Signed, Budgetless Librarian
Hi, Budgetless Librarian
I can only imagine what it feels like to not have a budget. I was always blessed to work in a district where central office provided per pupil book budgets that could only be used for books in the library. It was amazing. Of course, I never felt like it was enough. But, after I heard the stories of librarians from other districts who had no book budget, I was thankful for what I got.
Two things immediately come to mind. 1) Get more money and 2) Find some freebies. Let’s do a quick overview of these.
Find some money.
This can mean a lot of things. Depending on your administration or school board, it could be as simple as running a collection analysis and surveying your teachers and students about their needs. If you can show a true academic need, you may raise awareness that you need a book budget for collection development. You can look for some guidance on this by reading To Weed or Not to Weed That is a HUGE question! Or by listening to Esmeralda Majors’ podcast interview where she talks about building a collection that reflects your student body.
It could mean writing a grant. I’ll admit the first few times I wrote a grant I was not successful. But after a while I got the hang of it and was awarded several grants during my time in the library. Some things I learned include getting straight to the point. The person evaluating the grant is looking to see how well your plan matches what the grant wants to fund. So, if you make it to “flowery” they may never be able to see the great match your ideas to what they are funding. If you make it too long, they can be so lost in your words that they never see where you answer the question asked by the grant. I also learned to set up the body of my grant in the same order as the scoring rubric and to match the words they use in the scoring rubric. That way there is no doubt that you are a great match! There’s a lot more tips I could share, but that will need to be another post.
Perma-Bound has a great grant search tool you can use for free. https://www.perma-bound.com/grants-and-funding/
You can do other things to raise money like have a fundraiser like a book fair or use something like Mackin Funds https://www.mackinfunds.com/ where 100% of your donation goes to your library.
The other idea is to find some freebies and believe it or not, there are actually some free things out there!
Be careful with taking donations from the general public. Be sure you have something in your collection development policy about donations. You don’t want to be stuck with a pile of books that you don’t know what to do with. Search online and you should find some good examples to model your policy after.

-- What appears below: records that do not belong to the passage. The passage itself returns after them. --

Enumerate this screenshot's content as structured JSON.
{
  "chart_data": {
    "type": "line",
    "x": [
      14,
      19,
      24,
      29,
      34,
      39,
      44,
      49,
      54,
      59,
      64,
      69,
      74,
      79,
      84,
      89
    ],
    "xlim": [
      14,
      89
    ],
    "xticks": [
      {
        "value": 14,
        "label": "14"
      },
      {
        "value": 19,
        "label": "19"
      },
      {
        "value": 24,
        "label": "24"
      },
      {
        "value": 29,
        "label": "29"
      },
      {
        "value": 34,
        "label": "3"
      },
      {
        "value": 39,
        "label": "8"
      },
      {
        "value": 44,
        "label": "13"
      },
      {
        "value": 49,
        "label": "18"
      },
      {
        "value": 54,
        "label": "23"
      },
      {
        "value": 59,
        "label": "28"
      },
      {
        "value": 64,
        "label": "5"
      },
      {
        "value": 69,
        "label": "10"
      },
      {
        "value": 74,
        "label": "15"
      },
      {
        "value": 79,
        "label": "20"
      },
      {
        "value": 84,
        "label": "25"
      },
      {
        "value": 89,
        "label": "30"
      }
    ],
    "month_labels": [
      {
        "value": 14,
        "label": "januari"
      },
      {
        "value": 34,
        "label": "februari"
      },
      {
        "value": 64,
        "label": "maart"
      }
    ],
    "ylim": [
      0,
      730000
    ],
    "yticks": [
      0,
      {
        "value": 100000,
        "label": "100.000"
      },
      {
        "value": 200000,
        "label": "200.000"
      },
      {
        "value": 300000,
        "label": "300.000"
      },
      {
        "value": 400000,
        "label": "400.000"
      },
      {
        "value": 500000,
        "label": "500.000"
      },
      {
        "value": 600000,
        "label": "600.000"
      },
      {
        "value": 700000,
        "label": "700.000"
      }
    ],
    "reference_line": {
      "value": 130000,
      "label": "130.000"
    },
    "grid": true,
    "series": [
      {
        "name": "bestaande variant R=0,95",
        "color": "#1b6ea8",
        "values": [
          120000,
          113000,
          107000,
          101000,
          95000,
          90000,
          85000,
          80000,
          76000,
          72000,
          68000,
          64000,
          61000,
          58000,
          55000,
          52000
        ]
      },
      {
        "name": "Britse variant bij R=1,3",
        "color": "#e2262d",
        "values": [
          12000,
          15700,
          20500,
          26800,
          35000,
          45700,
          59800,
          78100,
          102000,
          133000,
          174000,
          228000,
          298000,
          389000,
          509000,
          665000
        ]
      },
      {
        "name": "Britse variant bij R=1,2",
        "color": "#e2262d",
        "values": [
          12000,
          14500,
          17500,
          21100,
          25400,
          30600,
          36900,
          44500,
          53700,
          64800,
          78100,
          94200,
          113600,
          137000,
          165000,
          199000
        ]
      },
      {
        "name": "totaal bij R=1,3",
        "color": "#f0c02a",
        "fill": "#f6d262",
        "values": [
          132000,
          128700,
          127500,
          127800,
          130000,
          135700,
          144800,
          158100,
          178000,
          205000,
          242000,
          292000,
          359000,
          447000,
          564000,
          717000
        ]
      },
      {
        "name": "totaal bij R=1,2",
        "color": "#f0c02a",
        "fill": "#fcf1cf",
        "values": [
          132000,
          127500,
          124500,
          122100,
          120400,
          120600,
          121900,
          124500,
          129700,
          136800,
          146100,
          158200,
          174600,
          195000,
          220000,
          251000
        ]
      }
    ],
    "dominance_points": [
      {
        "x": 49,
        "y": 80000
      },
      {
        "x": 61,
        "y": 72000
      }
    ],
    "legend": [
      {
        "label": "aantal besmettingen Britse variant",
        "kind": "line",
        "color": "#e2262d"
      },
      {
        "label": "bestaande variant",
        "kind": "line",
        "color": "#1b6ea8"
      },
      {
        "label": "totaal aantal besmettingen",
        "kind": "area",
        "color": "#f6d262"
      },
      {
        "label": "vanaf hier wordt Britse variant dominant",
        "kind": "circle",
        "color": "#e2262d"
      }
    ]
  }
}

If eBooks are acceptable to you (and I hope they are) then you have several options to go with. Start a collection of resources on your library website or find a platform like MackinVIA that will give you a single sign-on option. One login and the students will have access to everything you gather for them. They offer a little starter set of ebooks when you first sign up for the service. But, from then on it’s up to you to grow the collection. Be sure to look at the promotions on the admin side of their portal. There are always free eBooks and things to add to your collection.
Some links you might want to consider adding are:
Your public library. Do your students have public library cards? If so they can access the digital resources there.